WebMake is a simple content management system, based around a templating system for HTML documents and an emphasis on page generation.
What makes it different from the many other templating engines out there, is that it's been designed to have lots of built-in smarts about what a "typical" informational website needs in the way of functionality: metadata support, dynamic index generation from metadata, automatically-generated sitemaps and navigational aids, user-defined tags, and support for non-HTML input and output -- and, of course, embedded Perl code. ;)
It's written in Perl, and is distributed under the GPL.
Features
*Creates portable sites: It requires no dynamic scripting capabilities on the server; WebMake sites can be deployed to a plain old FTP site without any problems.
*No need to edit lots of files: A multi-level website can be generated entirely from 1 WebMake file containing content, links to content files, perl code (if needed), and output instructions.

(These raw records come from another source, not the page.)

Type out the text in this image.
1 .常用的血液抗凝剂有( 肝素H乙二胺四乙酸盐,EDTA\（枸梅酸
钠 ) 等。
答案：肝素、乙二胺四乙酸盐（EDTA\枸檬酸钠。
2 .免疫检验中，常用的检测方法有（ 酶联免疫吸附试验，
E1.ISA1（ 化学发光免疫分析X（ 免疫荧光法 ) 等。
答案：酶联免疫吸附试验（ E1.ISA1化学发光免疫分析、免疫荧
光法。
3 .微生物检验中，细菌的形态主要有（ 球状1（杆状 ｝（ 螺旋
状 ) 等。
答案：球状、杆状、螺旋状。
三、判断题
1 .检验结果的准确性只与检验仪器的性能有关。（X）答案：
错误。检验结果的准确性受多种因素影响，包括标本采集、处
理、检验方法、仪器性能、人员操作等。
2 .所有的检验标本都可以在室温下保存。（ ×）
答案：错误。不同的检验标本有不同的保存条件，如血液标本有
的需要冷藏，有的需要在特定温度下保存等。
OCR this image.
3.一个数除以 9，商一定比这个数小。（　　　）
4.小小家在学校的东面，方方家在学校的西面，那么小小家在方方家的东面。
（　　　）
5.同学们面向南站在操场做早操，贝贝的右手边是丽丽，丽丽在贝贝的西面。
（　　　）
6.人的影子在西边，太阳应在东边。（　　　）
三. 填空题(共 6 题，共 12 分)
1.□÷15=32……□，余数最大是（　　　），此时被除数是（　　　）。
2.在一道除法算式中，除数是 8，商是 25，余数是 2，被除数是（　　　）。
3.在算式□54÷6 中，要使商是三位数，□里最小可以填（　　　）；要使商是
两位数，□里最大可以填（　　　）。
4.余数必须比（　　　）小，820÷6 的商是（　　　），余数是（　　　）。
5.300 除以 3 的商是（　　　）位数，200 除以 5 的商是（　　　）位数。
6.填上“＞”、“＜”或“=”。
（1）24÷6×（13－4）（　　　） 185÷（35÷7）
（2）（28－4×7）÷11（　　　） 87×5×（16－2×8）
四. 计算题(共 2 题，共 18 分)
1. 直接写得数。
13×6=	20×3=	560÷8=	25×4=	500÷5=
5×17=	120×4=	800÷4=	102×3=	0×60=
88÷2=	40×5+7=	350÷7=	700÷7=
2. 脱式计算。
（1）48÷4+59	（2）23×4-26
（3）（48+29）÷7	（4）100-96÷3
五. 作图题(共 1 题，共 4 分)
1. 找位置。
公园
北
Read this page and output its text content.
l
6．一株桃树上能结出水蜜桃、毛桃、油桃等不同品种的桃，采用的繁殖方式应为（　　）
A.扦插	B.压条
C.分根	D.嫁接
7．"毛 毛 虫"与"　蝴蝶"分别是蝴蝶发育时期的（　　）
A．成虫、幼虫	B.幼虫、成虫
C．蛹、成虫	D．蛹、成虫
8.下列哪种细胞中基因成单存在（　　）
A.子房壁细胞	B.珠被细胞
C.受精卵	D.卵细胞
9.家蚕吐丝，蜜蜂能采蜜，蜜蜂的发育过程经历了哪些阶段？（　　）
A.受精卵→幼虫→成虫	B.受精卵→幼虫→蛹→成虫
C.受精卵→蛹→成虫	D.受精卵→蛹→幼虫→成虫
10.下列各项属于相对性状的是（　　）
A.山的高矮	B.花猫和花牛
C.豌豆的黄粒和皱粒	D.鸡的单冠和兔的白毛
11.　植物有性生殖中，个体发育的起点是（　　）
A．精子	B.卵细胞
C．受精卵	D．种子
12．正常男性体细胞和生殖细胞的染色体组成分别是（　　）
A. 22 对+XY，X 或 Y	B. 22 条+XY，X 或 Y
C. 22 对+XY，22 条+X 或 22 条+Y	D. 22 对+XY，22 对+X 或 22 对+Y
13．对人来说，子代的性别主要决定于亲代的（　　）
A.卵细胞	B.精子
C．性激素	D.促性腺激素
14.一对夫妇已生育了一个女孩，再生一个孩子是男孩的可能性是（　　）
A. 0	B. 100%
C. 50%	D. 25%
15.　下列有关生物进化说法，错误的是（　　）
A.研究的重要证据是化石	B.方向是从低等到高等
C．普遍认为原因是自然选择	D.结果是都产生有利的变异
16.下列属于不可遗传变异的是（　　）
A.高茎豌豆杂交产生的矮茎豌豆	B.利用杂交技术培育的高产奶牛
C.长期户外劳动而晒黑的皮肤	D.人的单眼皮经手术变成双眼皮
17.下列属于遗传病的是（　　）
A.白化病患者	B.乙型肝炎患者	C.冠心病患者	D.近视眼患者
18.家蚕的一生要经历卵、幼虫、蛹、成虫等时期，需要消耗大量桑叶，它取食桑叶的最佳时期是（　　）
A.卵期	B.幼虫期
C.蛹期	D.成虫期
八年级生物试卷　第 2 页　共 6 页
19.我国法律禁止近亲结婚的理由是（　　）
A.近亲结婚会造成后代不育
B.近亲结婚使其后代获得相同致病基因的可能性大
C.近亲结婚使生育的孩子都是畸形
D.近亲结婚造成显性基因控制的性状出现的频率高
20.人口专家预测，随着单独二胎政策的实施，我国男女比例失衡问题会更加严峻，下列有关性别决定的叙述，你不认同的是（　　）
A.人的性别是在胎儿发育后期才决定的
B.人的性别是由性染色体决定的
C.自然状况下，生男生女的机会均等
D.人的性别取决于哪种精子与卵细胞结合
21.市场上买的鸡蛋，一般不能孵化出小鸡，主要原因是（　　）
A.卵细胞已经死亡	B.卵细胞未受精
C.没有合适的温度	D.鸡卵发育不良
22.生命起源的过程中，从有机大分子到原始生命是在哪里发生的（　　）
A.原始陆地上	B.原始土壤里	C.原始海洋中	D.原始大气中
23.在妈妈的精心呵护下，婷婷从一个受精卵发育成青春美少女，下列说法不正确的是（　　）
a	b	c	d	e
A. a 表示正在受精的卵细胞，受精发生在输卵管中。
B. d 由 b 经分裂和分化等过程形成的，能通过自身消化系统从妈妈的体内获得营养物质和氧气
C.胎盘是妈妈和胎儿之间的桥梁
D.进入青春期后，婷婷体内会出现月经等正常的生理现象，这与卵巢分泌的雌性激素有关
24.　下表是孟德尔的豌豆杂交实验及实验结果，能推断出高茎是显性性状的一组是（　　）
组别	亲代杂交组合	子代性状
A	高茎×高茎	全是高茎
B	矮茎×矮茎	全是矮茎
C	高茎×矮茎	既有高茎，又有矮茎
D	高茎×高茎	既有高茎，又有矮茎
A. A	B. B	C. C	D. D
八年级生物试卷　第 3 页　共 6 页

*Efficient: WebMake supports dependency checking, so a one-line change to one source file will not regenerate your entire site -- unless it's supposed to. Only the files that refer to that chunk of content, however indirectly, will be modified.
*Supports content conversion, on the fly: Text can be edited as standard HTML, converted from plain text (see below), or converted from any other format by adding a conversion method to the WebMake::FormatConvert module.
*Edit text as text, not as HTML: One of the built-in content conversion modules is Text::EtText, which provides an easy-to-edit, easy-to-read and intuitive way to write HTML, based on the plain-text markup conventions we've been using for years.
*Scriptable: Content items and output URLs can be generated, altered, or read in dynamically using perl code. Perl code can even be used to generate other perl code to generate content/output URLs/etc., recursively.